Brady Sr.’s comments are the latest in what has become a growing concern about the long-term physical impacts of football – and a growing debate for parents who are stuck between new health information and a sense that, well, this is just what little American boys do. 

(That debate gets even fiercer in parts of the country where high school football rules.)
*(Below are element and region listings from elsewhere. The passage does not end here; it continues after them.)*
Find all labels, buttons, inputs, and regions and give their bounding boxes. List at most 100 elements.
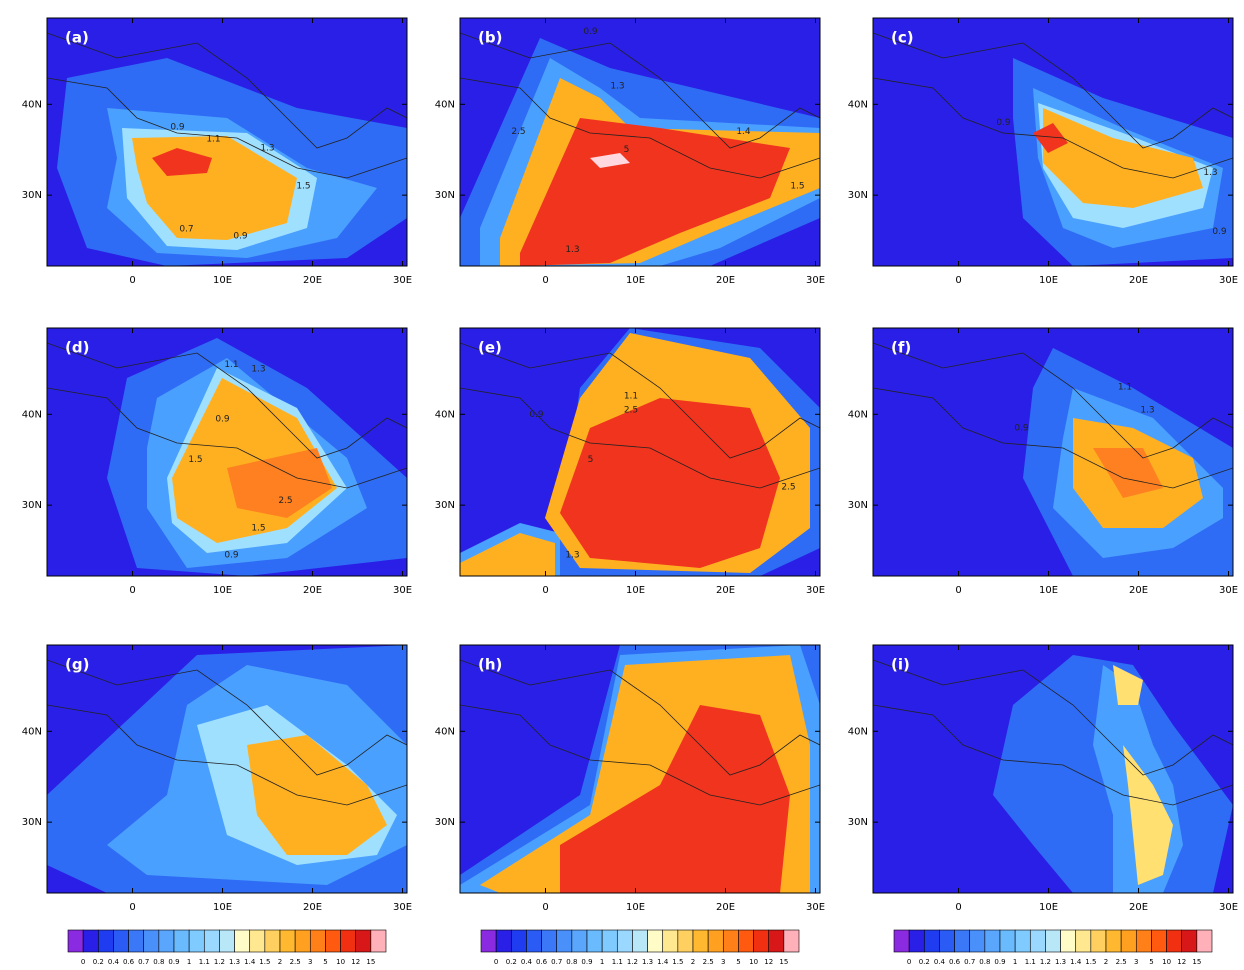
frame bbox=[459, 17, 821, 267]
colorbar-swatch bbox=[571, 929, 588, 953]
colorbar-label: 1 bbox=[1013, 958, 1017, 966]
contour-label: 1.1 bbox=[624, 392, 638, 402]
coastline bbox=[873, 77, 1233, 179]
x-tick-label: 30E bbox=[393, 585, 412, 596]
x-tick-label: 20E bbox=[303, 275, 322, 286]
colorbar-label: 12 bbox=[1177, 958, 1186, 966]
field-region bbox=[1123, 745, 1173, 885]
colorbar-label: 0.9 bbox=[581, 958, 592, 966]
contour-label: 1.3 bbox=[1140, 405, 1154, 415]
colorbar-label: 10 bbox=[336, 958, 345, 966]
colorbar-label: 0.2 bbox=[506, 958, 517, 966]
panel-label: (e) bbox=[478, 339, 502, 357]
colorbar-swatch bbox=[1045, 929, 1061, 953]
coastline bbox=[47, 387, 407, 489]
x-tick-label: 20E bbox=[716, 585, 735, 596]
colorbar-swatch bbox=[355, 929, 372, 953]
x-tick-label: 10E bbox=[626, 585, 645, 596]
colorbar-swatch bbox=[601, 929, 618, 953]
contour-label: 1.3 bbox=[260, 143, 274, 153]
x-tick-label: 20E bbox=[716, 275, 735, 286]
x-tick-label: 30E bbox=[806, 585, 825, 596]
y-tick-label: 40N bbox=[22, 99, 42, 110]
contour-label: 2.5 bbox=[624, 405, 638, 415]
colorbar-label: 0.9 bbox=[168, 958, 179, 966]
panel-label: (h) bbox=[478, 656, 502, 674]
y-tick-label: 40N bbox=[22, 409, 42, 420]
x-tick-label: 0 bbox=[542, 275, 548, 286]
coastline bbox=[873, 32, 1233, 149]
panel-label: (c) bbox=[891, 29, 914, 47]
colorbar-label: 1.2 bbox=[1040, 958, 1051, 966]
contour-label: 1.5 bbox=[251, 523, 265, 533]
contour-label: 0.9 bbox=[170, 123, 185, 133]
colorbar-swatch bbox=[923, 929, 940, 953]
colorbar-swatch bbox=[677, 929, 694, 953]
y-tick-label: 30N bbox=[22, 190, 42, 201]
colorbar-swatch bbox=[1120, 929, 1137, 953]
colorbar-swatch bbox=[1014, 929, 1031, 953]
colorbar-swatch bbox=[294, 929, 311, 953]
map-panel: (b) 0.9 1.3 2.5 5 1.4 1.5 1.3 0 10E 20E 30E 30N 40N bbox=[435, 17, 825, 286]
colorbar-swatch bbox=[586, 929, 603, 953]
panel-label: (f) bbox=[891, 339, 911, 357]
x-tick-label: 0 bbox=[542, 902, 548, 913]
map-panel: (c) 0.9 1.3 0.9 0 10E 20E 30E 30N 40N bbox=[848, 17, 1238, 286]
x-tick-label: 0 bbox=[129, 902, 135, 913]
colorbar-swatch bbox=[234, 929, 251, 953]
colorbar-label: 0.8 bbox=[566, 958, 577, 966]
contour-label: 0.9 bbox=[529, 410, 544, 420]
coastline bbox=[47, 342, 407, 459]
contour-label: 0.9 bbox=[215, 414, 230, 424]
colorbar-label: 1.4 bbox=[244, 958, 256, 966]
y-tick-label: 40N bbox=[22, 726, 42, 737]
colorbar-swatch bbox=[1075, 929, 1092, 953]
map-field bbox=[460, 328, 820, 576]
colorbar-swatch bbox=[984, 929, 1001, 953]
contour-label: 1.5 bbox=[790, 182, 804, 192]
x-tick-label: 30E bbox=[1219, 902, 1238, 913]
contour-label: 2.5 bbox=[278, 496, 292, 506]
y-tick-label: 30N bbox=[435, 817, 455, 828]
colorbar-label: 2.5 bbox=[290, 958, 301, 966]
contour-label: 2.5 bbox=[781, 482, 795, 492]
field-region bbox=[560, 705, 790, 893]
map-panel: (g) 0 10E 20E 30E 30N 40N bbox=[22, 644, 412, 913]
colorbar-label: 1.4 bbox=[1070, 958, 1082, 966]
coastline bbox=[460, 387, 820, 489]
colorbar-swatch bbox=[143, 929, 160, 953]
field-region bbox=[560, 398, 780, 568]
y-tick-label: 30N bbox=[848, 190, 868, 201]
coastline bbox=[47, 77, 407, 179]
colorbar-label: 1.1 bbox=[199, 958, 210, 966]
contour-label: 0.9 bbox=[1014, 423, 1029, 433]
frame bbox=[459, 327, 821, 577]
colorbar-swatch bbox=[662, 929, 679, 953]
field-region bbox=[1033, 123, 1068, 153]
map-field bbox=[873, 645, 1233, 893]
colorbar-swatch bbox=[908, 929, 925, 953]
field-region bbox=[227, 448, 332, 518]
colorbar-swatch bbox=[1166, 929, 1183, 953]
y-tick-label: 30N bbox=[848, 817, 868, 828]
x-tick-label: 10E bbox=[213, 585, 232, 596]
colorbar-swatch bbox=[969, 929, 986, 953]
colorbar-label: 0 bbox=[907, 958, 911, 966]
x-tick-label: 0 bbox=[955, 585, 961, 596]
colorbar-label: 0 bbox=[81, 958, 85, 966]
colorbar-swatch bbox=[203, 929, 220, 953]
y-tick-label: 40N bbox=[848, 409, 868, 420]
x-tick-label: 10E bbox=[213, 275, 232, 286]
colorbar-label: 0.4 bbox=[934, 958, 946, 966]
contour-label: 1.3 bbox=[610, 82, 624, 92]
colorbar-label: 5 bbox=[736, 958, 740, 966]
colorbar-swatch bbox=[692, 929, 709, 953]
x-tick-label: 20E bbox=[303, 902, 322, 913]
colorbar-label: 5 bbox=[323, 958, 327, 966]
contour-label: 0.9 bbox=[996, 118, 1011, 128]
map-field bbox=[873, 328, 1233, 576]
colorbar-label: 3 bbox=[308, 958, 312, 966]
coastline bbox=[873, 342, 1233, 459]
x-tick-label: 0 bbox=[542, 585, 548, 596]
Google “should boys play football” and you’ll get an emotion-laden million items, with chat rooms, forums, blog posts and articles. It’s as if you’ve Googled whether mom and apple pie are still OK.

For millions of parents, the answer is still "yes."

According to the National Federation of State High School Associations, 1.1 millions boys play football in the US. For younger kids, the number is even larger, according to Virginia Tech researchers – 3.5 million kids ages 6 through 13 play tackle football.

This is strange, perhaps, for a country blamed for being full of helicopter parents. Because the health data is increasingly sobering:

According to a 2010 study published in the journal “Pediatrics,” football has the highest rate of high school sports concussions, impacting around 1 student per every 1,000.  The Centers for Disease Control and Prevention reported last year that hospitals recorded a 62 percent increase in children under the age of 19 suffering serious head injuries – one fifth of those injuries in boys came from playing football.

The damage is even more intense for younger children, researchers say – in a study released earlier this year, the Virginia Tech researchers found that helmeted children playing football suffer head impacts equal in force to those caused by the bigger hits at the college level.

“Nobody expected to see hits of this magnitude,” said lead researcher Stefan Duma.

Nobody except, perhaps, Brady Sr.

He didn’t let his son play football until Jr. was 14-years-old because he felt it wasn’t safe.